The trials reported within ClinicalTrials.gov are heterogeneous, reflecting the efforts and encouragement of the NIH to voluntarily register a broad spectrum of research studies. Although free‐text data entry allows submitters considerable flexibility for describing study attributes, the unstructured data and the paucity of indexing and metadata limit search algorithms, information retrieval, synthesis of the research evidence, and knowledge development.

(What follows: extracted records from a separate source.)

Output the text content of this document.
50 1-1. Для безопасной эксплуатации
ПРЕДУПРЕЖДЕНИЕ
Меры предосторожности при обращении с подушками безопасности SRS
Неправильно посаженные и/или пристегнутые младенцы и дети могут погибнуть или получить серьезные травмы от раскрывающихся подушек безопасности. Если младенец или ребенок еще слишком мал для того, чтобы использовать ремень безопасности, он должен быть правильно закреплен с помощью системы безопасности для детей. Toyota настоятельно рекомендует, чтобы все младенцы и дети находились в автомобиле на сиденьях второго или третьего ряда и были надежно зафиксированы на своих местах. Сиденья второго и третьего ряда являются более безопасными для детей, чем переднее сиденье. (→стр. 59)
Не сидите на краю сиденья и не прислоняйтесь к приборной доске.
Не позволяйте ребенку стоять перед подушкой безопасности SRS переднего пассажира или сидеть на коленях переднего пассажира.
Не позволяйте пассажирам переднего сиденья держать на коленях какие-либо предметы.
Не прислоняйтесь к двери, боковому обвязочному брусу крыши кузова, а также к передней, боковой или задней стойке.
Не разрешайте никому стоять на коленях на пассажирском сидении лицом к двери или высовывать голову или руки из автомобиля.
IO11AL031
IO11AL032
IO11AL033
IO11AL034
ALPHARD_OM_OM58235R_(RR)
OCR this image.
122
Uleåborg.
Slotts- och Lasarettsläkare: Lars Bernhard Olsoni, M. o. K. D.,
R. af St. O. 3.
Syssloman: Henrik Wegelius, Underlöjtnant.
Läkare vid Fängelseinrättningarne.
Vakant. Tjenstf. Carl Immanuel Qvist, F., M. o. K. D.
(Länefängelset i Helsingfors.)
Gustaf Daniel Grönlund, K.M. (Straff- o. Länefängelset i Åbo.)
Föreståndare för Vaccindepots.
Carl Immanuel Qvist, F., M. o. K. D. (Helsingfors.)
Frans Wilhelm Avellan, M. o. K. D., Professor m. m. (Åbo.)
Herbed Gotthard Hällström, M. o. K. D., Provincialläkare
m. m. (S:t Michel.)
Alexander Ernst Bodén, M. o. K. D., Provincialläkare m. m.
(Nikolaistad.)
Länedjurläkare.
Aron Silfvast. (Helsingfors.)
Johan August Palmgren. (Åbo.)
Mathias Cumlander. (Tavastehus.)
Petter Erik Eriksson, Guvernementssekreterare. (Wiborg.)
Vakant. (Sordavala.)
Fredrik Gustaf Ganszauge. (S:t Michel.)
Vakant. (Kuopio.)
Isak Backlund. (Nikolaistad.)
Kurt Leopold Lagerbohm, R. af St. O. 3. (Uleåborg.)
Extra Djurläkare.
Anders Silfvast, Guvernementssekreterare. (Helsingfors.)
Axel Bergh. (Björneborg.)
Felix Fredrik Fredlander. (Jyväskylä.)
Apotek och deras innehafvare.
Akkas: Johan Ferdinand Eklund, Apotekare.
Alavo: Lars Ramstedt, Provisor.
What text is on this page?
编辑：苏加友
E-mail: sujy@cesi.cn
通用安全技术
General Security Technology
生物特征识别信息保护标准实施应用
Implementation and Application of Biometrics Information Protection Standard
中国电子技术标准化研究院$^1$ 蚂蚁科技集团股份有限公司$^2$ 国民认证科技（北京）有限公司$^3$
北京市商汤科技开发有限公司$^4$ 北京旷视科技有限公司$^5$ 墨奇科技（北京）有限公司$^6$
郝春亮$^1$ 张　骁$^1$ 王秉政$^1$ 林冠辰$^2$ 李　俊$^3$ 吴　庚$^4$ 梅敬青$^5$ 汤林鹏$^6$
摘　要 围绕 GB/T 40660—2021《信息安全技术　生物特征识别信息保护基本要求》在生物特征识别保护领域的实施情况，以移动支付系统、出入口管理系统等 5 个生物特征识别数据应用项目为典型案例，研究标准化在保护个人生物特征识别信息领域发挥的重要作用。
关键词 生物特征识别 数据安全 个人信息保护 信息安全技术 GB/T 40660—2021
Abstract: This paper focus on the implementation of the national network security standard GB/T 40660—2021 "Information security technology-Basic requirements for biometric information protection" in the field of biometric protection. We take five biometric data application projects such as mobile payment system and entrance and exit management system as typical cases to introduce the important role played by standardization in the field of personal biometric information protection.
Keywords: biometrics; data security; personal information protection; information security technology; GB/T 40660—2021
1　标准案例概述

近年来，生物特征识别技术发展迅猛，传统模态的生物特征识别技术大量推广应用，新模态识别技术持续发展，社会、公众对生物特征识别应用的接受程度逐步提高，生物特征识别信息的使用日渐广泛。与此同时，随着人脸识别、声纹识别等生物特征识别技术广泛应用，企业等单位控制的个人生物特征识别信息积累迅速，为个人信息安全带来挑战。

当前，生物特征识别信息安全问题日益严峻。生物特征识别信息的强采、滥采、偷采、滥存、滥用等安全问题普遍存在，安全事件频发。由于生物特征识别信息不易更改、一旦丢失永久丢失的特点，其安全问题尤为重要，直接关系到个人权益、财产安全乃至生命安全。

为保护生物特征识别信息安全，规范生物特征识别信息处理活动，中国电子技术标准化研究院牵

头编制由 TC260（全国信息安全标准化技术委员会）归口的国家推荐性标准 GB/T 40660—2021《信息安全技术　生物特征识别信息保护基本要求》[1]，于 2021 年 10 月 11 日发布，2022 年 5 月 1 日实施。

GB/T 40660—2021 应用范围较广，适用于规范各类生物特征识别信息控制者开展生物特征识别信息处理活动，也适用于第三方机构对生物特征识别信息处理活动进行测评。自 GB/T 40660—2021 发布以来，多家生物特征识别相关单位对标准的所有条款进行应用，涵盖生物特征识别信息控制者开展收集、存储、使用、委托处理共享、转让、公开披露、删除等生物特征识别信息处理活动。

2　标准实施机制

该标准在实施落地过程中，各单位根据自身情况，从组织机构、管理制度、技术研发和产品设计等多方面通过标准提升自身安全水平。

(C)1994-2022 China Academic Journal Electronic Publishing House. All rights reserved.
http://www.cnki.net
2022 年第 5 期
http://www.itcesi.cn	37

Data inaccuracies were a limitation of our analysis. Without clarification, fields with seemingly inconsistent data are reported as entered. Also, lexical variants or misspelled free text could cause an uncommon cardiovascular condition to remain unrecognized by an automated search algorithm. Further, keyword strategies are confounded by submission of overly general terms. For example, a keyword or clinical condition of aneurysm might refer to a study of cerebral aneurysm, abdominal aortic aneurysm, both, or neither. General keywords such as heart disease and atherosclerosis identify studies potentially relevant to a cardiovascular domain but do not provide insight into the relevance to categories within cardiovascular disease. The registry also lacks structural features to facilitate aggregate descriptions of similar clinical studies. These shortcomings were addressed by simultaneous review of MeSH keywords and manual evaluation of the full text of the registry entries. Based on an internal validation sample of 1000 randomly selected studies, we expect that the chance of misclassifying a large number of cardiovascular studies in our analysis data set is remote.[4] However, wider implementation of controlled vocabularies, such as MeSH and the Clinical Data Interchange Standards Consortium, would improve the accuracy of registry queries. In the cardiovascular domain, increasing implementation of uniform endpoint definitions and data element definitions in ClinicalTrials.gov records would facilitate data pooling, meta‐analysis, and systematic overviews. Clarification of terminology and data structure would improve the understanding of the portfolio.

A robust evidence base for developing guidelines and healthcare policy will benefit from increased consolidation and clearer classification of the cardiovascular research portfolio. Registration in ClinicalTrials.gov, while an important step forward, provides little assurance of study quality, scientific validity, or practical relevance. Lack of uniform data entry further limits its use for research classification or review. Increasingly constrained research resources should drive a greater emphasis on networks, collaboration, and improved data standards for interoperability. National registry infrastructures that coordinate data collection across projects (such as the Swedish Coronary Angiography and Angioplasty Register[16]) have been valuable for critical evaluation of cardiovascular therapeutics and for postmarket safety surveillance. A move toward common data elements and standard terminology will facilitate data sharing among researchers, regulators, and policymakers. This could also prevent redundancy and improve assessment of safety and effectiveness. By prioritizing important research ideas, coupled with a robust national information infrastructure that extends ClinicalTrials.gov, the cardiovascular clinical research community can more rapidly advance therapeutics from concept to evidence‐based implementation.